We believe that in 2025, with the accelerated release of content on mainstream platforms, content supply constraints will be greatly alleviated. Coupled with macro-level resilience, the possibility of streaming price increases will further increase. Considering that streaming advertising is expected to grow rapidly in 2025, we believe that the US streaming sector will still offer investment opportunities in 2025.


Local life: Profit improvement continues, with attention to the disruption of the Robotaxi landscape. In terms of growth, according to Uber’s Investor Day data, the penetration rate of ride-hailing in North America at the end of 2023 was only 7%. We estimate that an increase of 1 percentage point in penetration rate in North America will bring more than a 20% increase in order volume. It is expected that the North American ride-hailing market will continue to grow by more than 20% in 2025, and its growth potential remains.

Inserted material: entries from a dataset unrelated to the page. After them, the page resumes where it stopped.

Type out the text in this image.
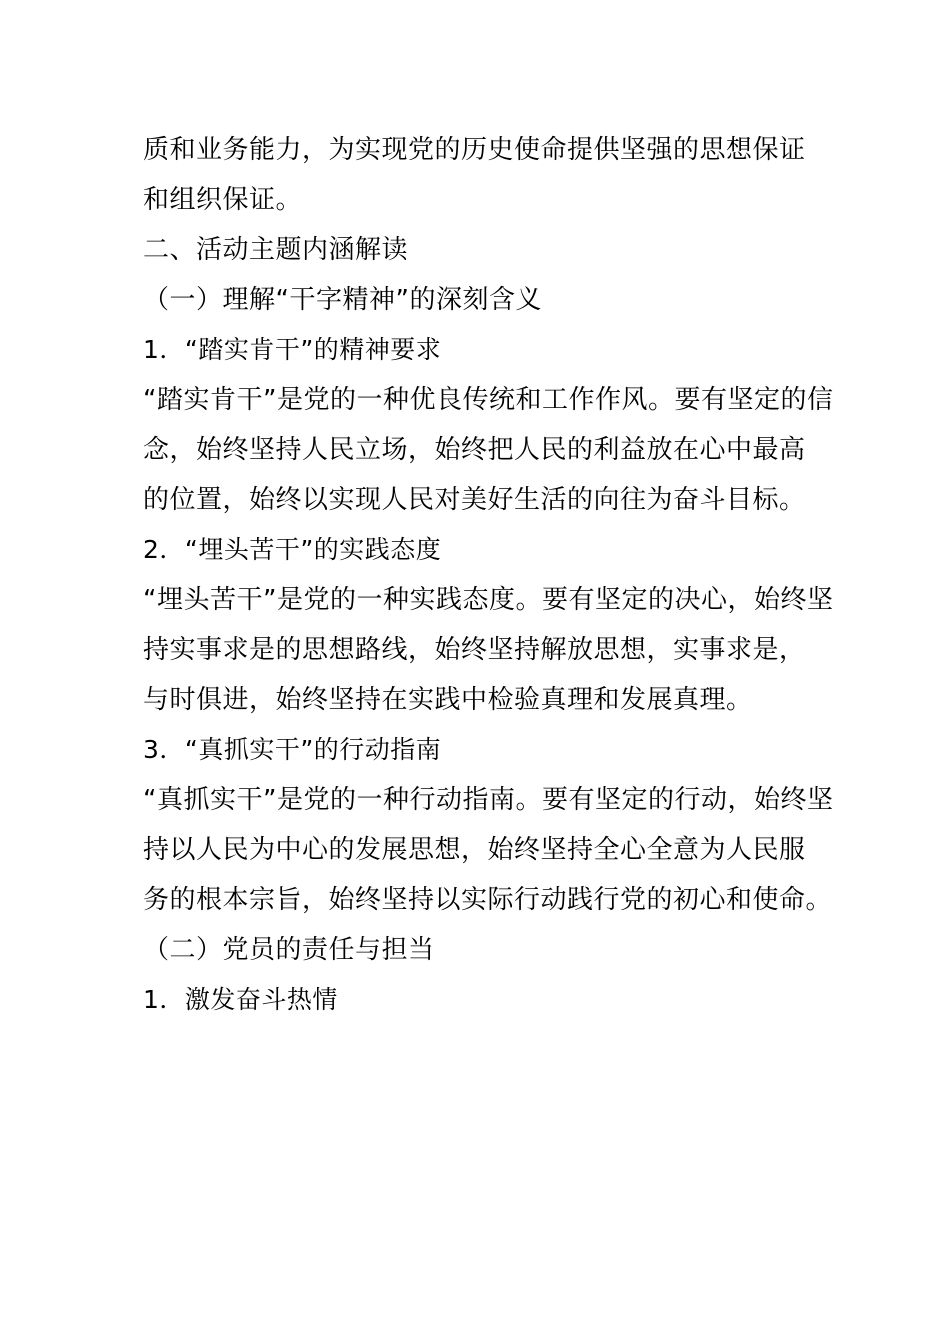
质和业务能力，为实现党的历史使命提供坚强的思想保证
和组织保证。
二、活动主题内涵解读
（一）理解“干字精神”的深刻含义
1．“踏实肯干”的精神要求
“踏实肯干”是党的一种优良传统和工作作风。要有坚定的信
念，始终坚持人民立场，始终把人民的利益放在心中最高
的位置，始终以实现人民对美好生活的向往为奋斗目标。
2．“埋头苦干”的实践态度
“埋头苦干”是党的一种实践态度。要有坚定的决心，始终坚
持实事求是的思想路线，始终坚持解放思想，实事求是，
与时俱进，始终坚持在实践中检验真理和发展真理。
3．“真抓实干”的行动指南
“真抓实干”是党的一种行动指南。要有坚定的行动，始终坚
持以人民为中心的发展思想，始终坚持全心全意为人民服
务的根本宗旨，始终坚持以实际行动践行党的初心和使命。
（二）党员的责任与担当
1．激发奋斗热情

In terms of competitive landscape, according to Bloomberg Second Measure, as of March 2024, Uber and Lyft accounted for about 76%/24% of the North American market. We judge that under the mainstream manufacturers’ operational strategies aimed at profit, the landscape is likely to remain stable.



In the realm of Robotaxis, Tesla anticipates the Cybercab to be a significant product in the autonomous taxi sector, with production expected to commence in 2026. Meanwhile, Uber’s ride-hailing platform is intensifying its cooperation with third-party autonomous driving companies and has initiated the trial operation of Robotaxis. We believe that Uber has the potential to maintain its competitiveness in the era of Robotaxis, leveraging its advantages in vehicle supply and user network effects.


Regarding profitability, the room for improvement in ride-hailing profit margins stems from driver incentives, advertising business, membership, and the reduction of fixed costs. In Uber’s 2024 investor day documents, it is projected that the total order value will maintain a growth rate of 15% to 20% over the next three years, with adjusted EBITDA expected to grow at a rate of 35% to 40%, indicating a continuation of the profit improvement trend.


Fintech: One of the core beneficiaries of regulatory relaxation. Industry-wise, we anticipate that by 2025, with an economic soft landing and interest rates entering a downward trajectory, the fundamentals are expected to improve, and leading companies will gradually resume growth after industry consolidation. On the regulatory front, the Trump administration has mentioned reducing excessive regulation and establishing a cryptocurrency regulatory framework during the previous presidential term and in this campaign. If regulatory relaxation measures are implemented, it could support financial companies in expanding profits and balance sheets.


In terms of profitability, fintech companies are expected to rapidly release their profit potential, with the main drivers being: 1) payment companies like PayPal increasing payment rates, 2) businesses offering more new payment and credit products to consumers, and 3) interest rate cuts leading to optimized funding costs and reduced default rates.


Risk factors include: risks from recurring US inflation; risks of valuation decline due to rising long-term interest rates; risks of weakened consumption due to a sluggish US macroeconomy; risks of cash flow and profit pressure due to new business investments; risks from antitrust, data privacy, and other regulatory issues; and risks from changes in industry competition.


Investment strategy: We continue to be optimistic about the performance of the US internet sector in 2025 and recommend stock selection based on dimensions such as AI progress, new business growth, market share changes, profitability, and policy friendliness. 1) Internet giants remain the amplifiers of AI and macroeconomics in the US stock market and are still the foundational choice for technology sector allocation. 2) Mid-cap internet companies have the characteristics of accelerated AI penetration and rapid profit improvement, with market competition dynamics being a significant factor affecting stock prices.